Marquis’ adventures are like the great expeditions from an earlier time — long walks, carrying all her own supplies, interacting with cultures, wildlife, and landscapes. The main difference: She is a woman traveling alone.
“I disguise myself as a man every time I go on an expedition, hiding my hair under a desert hat, big sunglasses, no tight clothes (and always all covered up), and I always wear natural sand colors to be able to hide in the landscape,” she says of her strategy to avoid attention.
From 2010 to 2013, she walked from Siberia to Australia, alone. She crossed six countries, from freezing cold mountains to scorching desert heat, from high alpine to tropical jungles. “I’ve been held at gunpoint by drug smugglers in the Lao jungle, and my camp was raided most nights for two months by big drunk Mongolian horsemen,” says Marquis of some of the expeditions’ sketchier moments.
Her most challenging expedition was walking the most hostile terrain in Australia alone for three months while gathering her own bush food, as the aboriginal people do.

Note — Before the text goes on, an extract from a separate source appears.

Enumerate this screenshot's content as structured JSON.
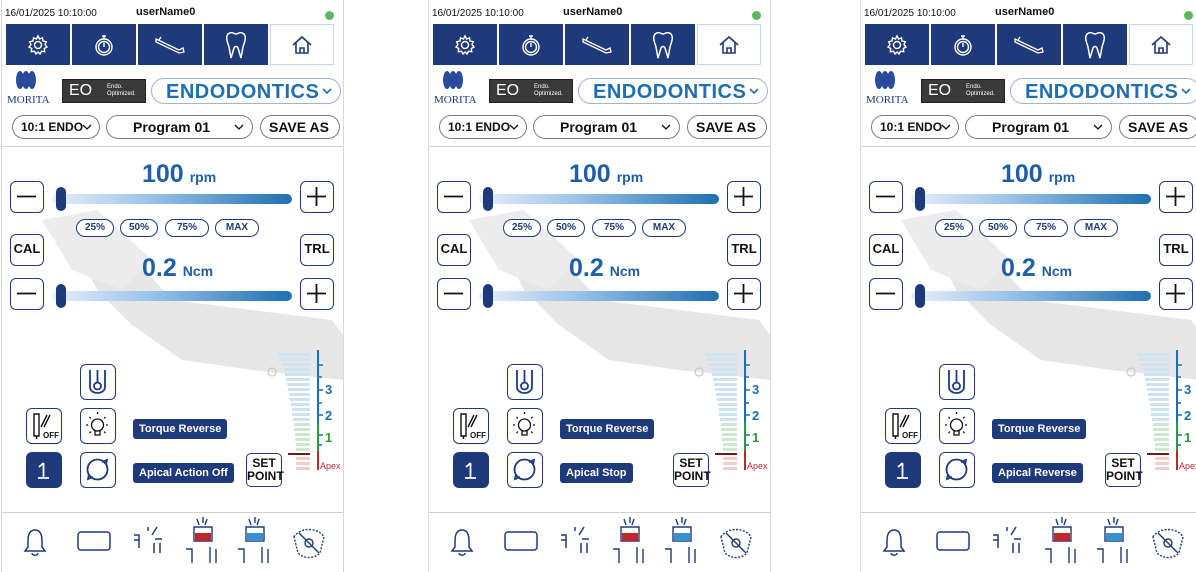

She dealt with saltwater crocodiles, brushfires, and a serious drought.
“Surviving — in any environment — is not just about the technicalities,” she says. “It’s about exploring our capacities to open new doors into the unknown, and allowing ourselves to be amazed about everything.”
- 2000: She walked from Canada to Mexico.
- 2002–2003: Spent 510 days alone crossing the Australian outback.
- 2006: Trekked from Santiago, Chile, to Machu Picchu.
- 2010–2013: Walked from Siberia to Australia.